The churches deny any improper facility usage. They’re basically arguing we’re good for the community so why not just let everything else slide:
“The three New Hope Churches mentioned in the claims are members of the Hawaii District of Foursquare Churches. We can assure the public that our churches have always honored all agreements made with DOE agents for the use of public school facilities. On top of paying the rent agreed, we have also given voluntarily thousands of dollars to the schools we use to upgrade their facilities and equipment. We are committed to be a blessing to our community,” wrote Fernando Castillo, Hawaii District of Foursquare Churches Supervisor.

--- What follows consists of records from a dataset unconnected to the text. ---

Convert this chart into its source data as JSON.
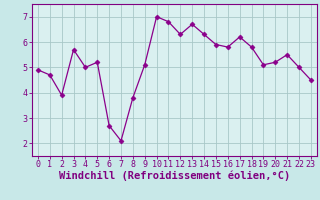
{
  "x": [
    0,
    1,
    2,
    3,
    4,
    5,
    6,
    7,
    8,
    9,
    10,
    11,
    12,
    13,
    14,
    15,
    16,
    17,
    18,
    19,
    20,
    21,
    22,
    23
  ],
  "y": [
    4.9,
    4.7,
    3.9,
    5.7,
    5.0,
    5.2,
    2.7,
    2.1,
    3.8,
    5.1,
    7.0,
    6.8,
    6.3,
    6.7,
    6.3,
    5.9,
    5.8,
    6.2,
    5.8,
    5.1,
    5.2,
    5.5,
    5.0,
    4.5
  ],
  "line_color": "#8b008b",
  "marker": "D",
  "marker_size": 2.5,
  "bg_color": "#c8e8e8",
  "grid_color": "#a8c8c8",
  "xlabel": "Windchill (Refroidissement éolien,°C)",
  "ylim": [
    1.5,
    7.5
  ],
  "yticks": [
    2,
    3,
    4,
    5,
    6,
    7
  ],
  "xlim": [
    -0.5,
    23.5
  ],
  "xticks": [
    0,
    1,
    2,
    3,
    4,
    5,
    6,
    7,
    8,
    9,
    10,
    11,
    12,
    13,
    14,
    15,
    16,
    17,
    18,
    19,
    20,
    21,
    22,
    23
  ],
  "xtick_labels": [
    "0",
    "1",
    "2",
    "3",
    "4",
    "5",
    "6",
    "7",
    "8",
    "9",
    "10",
    "11",
    "12",
    "13",
    "14",
    "15",
    "16",
    "17",
    "18",
    "19",
    "20",
    "21",
    "22",
    "23"
  ],
  "spine_color": "#800080",
  "axis_bg_color": "#daf0f0",
  "label_fontsize": 7,
  "tick_fontsize": 6,
  "xlabel_fontsize": 7.5
}
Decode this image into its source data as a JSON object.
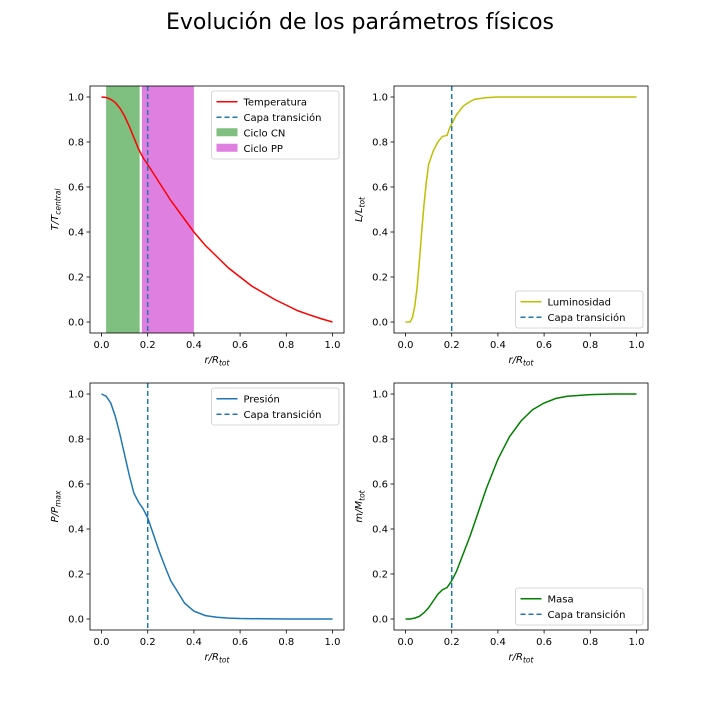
{
  "figure": {
    "title": "Evolución de los parámetros físicos"
  },
  "chart_data": [
    {
      "type": "line",
      "panel": "top-left",
      "xlabel": "r/R_tot",
      "ylabel": "T/T_central",
      "xlim": [
        0.0,
        1.0
      ],
      "ylim": [
        0.0,
        1.0
      ],
      "xticks": [
        "0.0",
        "0.2",
        "0.4",
        "0.6",
        "0.8",
        "1.0"
      ],
      "yticks": [
        "0.0",
        "0.2",
        "0.4",
        "0.6",
        "0.8",
        "1.0"
      ],
      "grid": false,
      "legend_position": "top-right",
      "transition_x": 0.2,
      "series": [
        {
          "name": "Temperatura",
          "color": "#ff0000",
          "x": [
            0.0,
            0.02,
            0.04,
            0.06,
            0.08,
            0.1,
            0.12,
            0.14,
            0.16,
            0.18,
            0.2,
            0.25,
            0.3,
            0.35,
            0.4,
            0.45,
            0.5,
            0.55,
            0.6,
            0.65,
            0.7,
            0.75,
            0.8,
            0.85,
            0.9,
            0.95,
            1.0
          ],
          "y": [
            1.0,
            0.998,
            0.99,
            0.975,
            0.95,
            0.915,
            0.87,
            0.82,
            0.77,
            0.73,
            0.7,
            0.62,
            0.54,
            0.47,
            0.4,
            0.34,
            0.29,
            0.24,
            0.2,
            0.16,
            0.13,
            0.1,
            0.075,
            0.05,
            0.032,
            0.015,
            0.0
          ]
        }
      ],
      "bands": [
        {
          "name": "Ciclo CN",
          "color": "#7fbf7f",
          "x_start": 0.02,
          "x_end": 0.165
        },
        {
          "name": "Ciclo PP",
          "color": "#df7fdf",
          "x_start": 0.175,
          "x_end": 0.4
        }
      ],
      "legend": [
        "Temperatura",
        "Capa transición",
        "Ciclo CN",
        "Ciclo PP"
      ]
    },
    {
      "type": "line",
      "panel": "top-right",
      "xlabel": "r/R_tot",
      "ylabel": "L/L_tot",
      "xlim": [
        0.0,
        1.0
      ],
      "ylim": [
        0.0,
        1.0
      ],
      "xticks": [
        "0.0",
        "0.2",
        "0.4",
        "0.6",
        "0.8",
        "1.0"
      ],
      "yticks": [
        "0.0",
        "0.2",
        "0.4",
        "0.6",
        "0.8",
        "1.0"
      ],
      "grid": false,
      "legend_position": "bottom-right",
      "transition_x": 0.2,
      "series": [
        {
          "name": "Luminosidad",
          "color": "#bfbf00",
          "x": [
            0.0,
            0.02,
            0.03,
            0.04,
            0.05,
            0.06,
            0.07,
            0.08,
            0.09,
            0.1,
            0.12,
            0.14,
            0.16,
            0.17,
            0.18,
            0.19,
            0.2,
            0.22,
            0.25,
            0.28,
            0.3,
            0.35,
            0.4,
            0.5,
            0.6,
            0.8,
            1.0
          ],
          "y": [
            0.0,
            0.0,
            0.02,
            0.07,
            0.15,
            0.27,
            0.4,
            0.52,
            0.62,
            0.7,
            0.76,
            0.8,
            0.825,
            0.827,
            0.83,
            0.86,
            0.88,
            0.92,
            0.96,
            0.98,
            0.99,
            0.997,
            1.0,
            1.0,
            1.0,
            1.0,
            1.0
          ]
        }
      ],
      "legend": [
        "Luminosidad",
        "Capa transición"
      ]
    },
    {
      "type": "line",
      "panel": "bottom-left",
      "xlabel": "r/R_tot",
      "ylabel": "P/P_max",
      "xlim": [
        0.0,
        1.0
      ],
      "ylim": [
        0.0,
        1.0
      ],
      "xticks": [
        "0.0",
        "0.2",
        "0.4",
        "0.6",
        "0.8",
        "1.0"
      ],
      "yticks": [
        "0.0",
        "0.2",
        "0.4",
        "0.6",
        "0.8",
        "1.0"
      ],
      "grid": false,
      "legend_position": "top-right",
      "transition_x": 0.2,
      "series": [
        {
          "name": "Presión",
          "color": "#1f77b4",
          "x": [
            0.0,
            0.02,
            0.04,
            0.06,
            0.08,
            0.1,
            0.12,
            0.14,
            0.16,
            0.18,
            0.2,
            0.22,
            0.25,
            0.28,
            0.3,
            0.33,
            0.36,
            0.4,
            0.45,
            0.5,
            0.55,
            0.6,
            0.7,
            0.8,
            1.0
          ],
          "y": [
            1.0,
            0.99,
            0.96,
            0.9,
            0.82,
            0.73,
            0.64,
            0.56,
            0.52,
            0.49,
            0.45,
            0.39,
            0.3,
            0.22,
            0.17,
            0.12,
            0.07,
            0.035,
            0.015,
            0.008,
            0.004,
            0.002,
            0.001,
            0.0,
            0.0
          ]
        }
      ],
      "legend": [
        "Presión",
        "Capa transición"
      ]
    },
    {
      "type": "line",
      "panel": "bottom-right",
      "xlabel": "r/R_tot",
      "ylabel": "m/M_tot",
      "xlim": [
        0.0,
        1.0
      ],
      "ylim": [
        0.0,
        1.0
      ],
      "xticks": [
        "0.0",
        "0.2",
        "0.4",
        "0.6",
        "0.8",
        "1.0"
      ],
      "yticks": [
        "0.0",
        "0.2",
        "0.4",
        "0.6",
        "0.8",
        "1.0"
      ],
      "grid": false,
      "legend_position": "bottom-right",
      "transition_x": 0.2,
      "series": [
        {
          "name": "Masa",
          "color": "#008000",
          "x": [
            0.0,
            0.02,
            0.04,
            0.06,
            0.08,
            0.1,
            0.12,
            0.14,
            0.16,
            0.17,
            0.18,
            0.2,
            0.22,
            0.25,
            0.28,
            0.3,
            0.35,
            0.4,
            0.45,
            0.5,
            0.55,
            0.6,
            0.65,
            0.7,
            0.8,
            0.9,
            1.0
          ],
          "y": [
            0.0,
            0.0,
            0.004,
            0.012,
            0.028,
            0.05,
            0.08,
            0.11,
            0.13,
            0.135,
            0.14,
            0.17,
            0.21,
            0.29,
            0.37,
            0.43,
            0.58,
            0.71,
            0.81,
            0.88,
            0.93,
            0.96,
            0.98,
            0.99,
            0.997,
            1.0,
            1.0
          ]
        }
      ],
      "legend": [
        "Masa",
        "Capa transición"
      ]
    }
  ],
  "legend_labels": {
    "transition": "Capa transición"
  },
  "colors": {
    "transition": "#1f77b4",
    "axis": "#000000"
  }
}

By the way, here’s another twist to the case: The state’s Board of Education chair Don Horner also happens to be a pastor in the New Hope church system. The executive pastor at New Hope Oahu asked Horner to lower the rental fees and get rid of the provision that only let you lease out space for five years. Guess what happened after that…?
Less than three weeks later, DOE Superintendent Kathryn Matayoshi announced that she had deleted the five-year rule from application forms.
Talk about a serious conflict-of-interest…
If Kahle and Huber win their lawsuit, the churches could owe the state up to $16,800,000, three times the amount they’ve shortchanged the schools (that is, if they are found to have knowingly evaded the law).
For the legal junkies out there, this is a qui tam lawsuit. That means Kahle and Huber don’t have to have standing or prove they’re affected by the churches’ deception in order to bring about the lawsuit. (As opposed to, say, Jessica Ahlquist bringing a suit against her school because she was directly affected by a religious mural.) They’re trying to help out the government by recovering these lost fees, and a qui tam lawsuit lets them do it. If they win, they stand to gain anywhere from 15-30% of the proceeds as a sort of reward for helping the state recover the rest of the amount.
This lawsuit was actually filed back in March. Hawaii’s Attorney General David Louie had five months — during which time the lawsuit remained confidential — to decide whether the state wanted to join Kahle and Huber in their lawsuit. For now, Louie has chosen not to intervene, so Kahle and Huber will act on their own as agents of the state. Louie may choose to join them at a later date.
When I spoke to Kahle last night, he told me that he and Huber were inspired to look into their state’s schools’ relationships with churches after reading the New York Times reports about the Bronx Household of Faith and its (ultimately unsuccessful) challenge to meet in a public school.